Is the French fashion industry's ban on using uber-thin catwalk models a reflection of the way Kiwi women are already thinking? Amy Shanks reports.
Research shows New Zealand women don't find ultra-slim models appealing when it comes to advertising. THE HOME of couture has read the minds of Kiwi women.
French MPs have passed a law making it illegal to employ unhealthily thin women or photoshop images without clearly stating the changes.
Agencies employing undernourished models below a certain Body Mass Index (BMI) yet to be defined risk a maximum of six months in prison and a €75,000 ($105,000) fine.
Magazines must also indicate any digital alterations which make women look slimmer or bulkier.
The news sent shockwaves through the fashion world, designers reacted in anger, there was talk of harm to a lucrative industry but the argument stood: it was crucial to change worrying mentalities about the acceptance of skinniness.
According to the World Health Organisation, people with a BMI below 18.5 are considered underweight and at risk of being malnourished.
In New Zealand the legislation came as a welcome change and was not likely to damage the local fashion industry - in fact quite the opposite.
Massey University marketing researcher Professor Leo Paas says it's well accepted that ultra-thin models can damage the self-esteem of female consumers - his research shows it could also turn off potential customers.
In a unique research project, young female participants were shown advertising images featuring a very thin model or healthy-sized model, wearing either a bikini or skirt and top.
Adverts where the model's BMI was in the "normal" range were more effective at every level.
"[She] was considered more attractive, the advertisement was viewed more positively and considered ethically acceptable, and the intention to buy the featured product was higher," Paas says.

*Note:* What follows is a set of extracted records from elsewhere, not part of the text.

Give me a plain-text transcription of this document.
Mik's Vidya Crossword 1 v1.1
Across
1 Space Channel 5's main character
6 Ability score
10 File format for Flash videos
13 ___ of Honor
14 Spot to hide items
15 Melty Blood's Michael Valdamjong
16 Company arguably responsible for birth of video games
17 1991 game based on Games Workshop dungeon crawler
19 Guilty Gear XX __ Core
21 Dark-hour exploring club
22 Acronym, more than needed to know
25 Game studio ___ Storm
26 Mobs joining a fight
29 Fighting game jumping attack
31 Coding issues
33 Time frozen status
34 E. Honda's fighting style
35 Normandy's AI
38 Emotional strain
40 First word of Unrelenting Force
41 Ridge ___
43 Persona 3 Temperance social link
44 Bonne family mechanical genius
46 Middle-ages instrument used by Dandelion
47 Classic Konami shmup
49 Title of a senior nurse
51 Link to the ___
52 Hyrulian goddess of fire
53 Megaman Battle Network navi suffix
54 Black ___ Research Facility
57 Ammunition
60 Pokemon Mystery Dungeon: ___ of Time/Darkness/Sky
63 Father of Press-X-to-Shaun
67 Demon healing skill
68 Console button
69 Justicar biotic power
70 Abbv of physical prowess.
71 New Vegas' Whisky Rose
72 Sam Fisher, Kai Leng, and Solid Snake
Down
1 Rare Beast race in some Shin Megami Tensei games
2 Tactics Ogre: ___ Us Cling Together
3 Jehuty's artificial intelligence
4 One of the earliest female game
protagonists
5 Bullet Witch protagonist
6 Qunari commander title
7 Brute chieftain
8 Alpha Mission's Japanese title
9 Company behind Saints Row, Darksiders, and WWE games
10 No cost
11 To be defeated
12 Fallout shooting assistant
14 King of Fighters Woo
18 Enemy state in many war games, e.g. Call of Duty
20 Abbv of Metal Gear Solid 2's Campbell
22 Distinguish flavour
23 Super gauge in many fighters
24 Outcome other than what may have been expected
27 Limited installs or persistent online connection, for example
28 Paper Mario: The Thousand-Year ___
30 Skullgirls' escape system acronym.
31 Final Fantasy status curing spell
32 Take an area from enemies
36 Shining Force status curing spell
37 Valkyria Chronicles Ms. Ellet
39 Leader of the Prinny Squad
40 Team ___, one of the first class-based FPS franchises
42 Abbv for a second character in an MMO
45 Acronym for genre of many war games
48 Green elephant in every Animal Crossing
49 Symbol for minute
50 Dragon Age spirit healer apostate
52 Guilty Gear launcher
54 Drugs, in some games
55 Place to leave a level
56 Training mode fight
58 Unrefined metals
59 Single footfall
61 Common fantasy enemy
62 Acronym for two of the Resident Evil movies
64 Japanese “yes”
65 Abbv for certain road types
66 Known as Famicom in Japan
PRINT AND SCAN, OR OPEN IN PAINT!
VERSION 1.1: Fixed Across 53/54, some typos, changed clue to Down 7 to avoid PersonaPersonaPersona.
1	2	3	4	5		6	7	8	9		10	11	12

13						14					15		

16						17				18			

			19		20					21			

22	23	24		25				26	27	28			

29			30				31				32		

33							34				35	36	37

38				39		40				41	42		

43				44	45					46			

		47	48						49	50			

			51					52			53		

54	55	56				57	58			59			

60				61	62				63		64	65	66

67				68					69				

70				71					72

"The strongest negative reaction was generated by the thin model wearing a bikini, presumably because it was easier to see just how thin she was.
"This was an interesting result because it is generally believed that thinner models represent the Western ideal of beauty and are deemed more attractive."
In a follow-up study he tried to identify the "optimum" model size for an advertising image. The same model was digitally manipulated to represent a range of body sizes.
"We found that consumers preferred what I call the 'golden mean' - a healthy-sized model, who was neither too thin nor too large, led to the most effective advertisement," Paas says.
"This confirmed that if companies use very thin models their advertising will be less effective with mainstream consumers."
Although survey results showed the images featuring larger models were also less effective, it was not a reflection on 'backlash campaigns' focused on curvy figures such as Dove's Campaign for Real Beauty.
Paas believes the fashion industry may believe its products hang better on a tiny model, but this is probably the view of a small and targeted group.
"Marketers that use very thin models either have a perception of their audience that is not correct, or they are listening to a small group of fashion leaders who reside in Milan or Paris," he says.
Hawke's Bay designer Lucy Kemp, who founded the label Pardon My French, says though she does use slim models, there are lines she wouldn't cross when picking models to represent her brand, like making a a conscious effort, particularly at New Zealand Fashion Week, to steer clear of skeletal frames in favour of "Amazonian babes".
"I think clothes don't necessarily look good on a rake-thin model, I think if their bones are sticking out the clothes aren't going to sit right," she says.
Kemp supports law changes in France, saying things aren't so bad here, but reiterates that every designer has a choice to say no to promoting an unhealthy body image.
Swimwear and lingerie boutique Suzelles has all shapes and sizes walking through the door.
Though they embrace them all, images promoted by their brands reflect a change toward acceptance of curves - it also reflects what they are seeing in store.
"All bodies are beautiful, it's about putting them in the right garment to embrace the female shape," sales and marketing manager Roslynn Young adds.
"From an A cup to a K cup everyone has the right to feel and look wonderful, with the young girls we are seeing a much fuller bust than in the past."
Young says they don't discriminate, even when it comes to mannequins in the store, which go up to about a size 20.
"They are lovely and curvy, we would put a swimsuit on that and pop it in the window, it's what we want to promote, to embrace our curves we don't stereotype."
A local clothing retailer has added another dimension to the debate saying high-end clothing looks nicer on a slender figure, but the meaning of a "true size" was no longer easy to pin down.
Different brands have different sizing, meaning women could no longer expect to make a beeline for their size on the rack and get the perfect fit.
"People have an idea that if they are a size 10, they won't look at anything else, it's best to look at the size of the garment instead of what's on the label."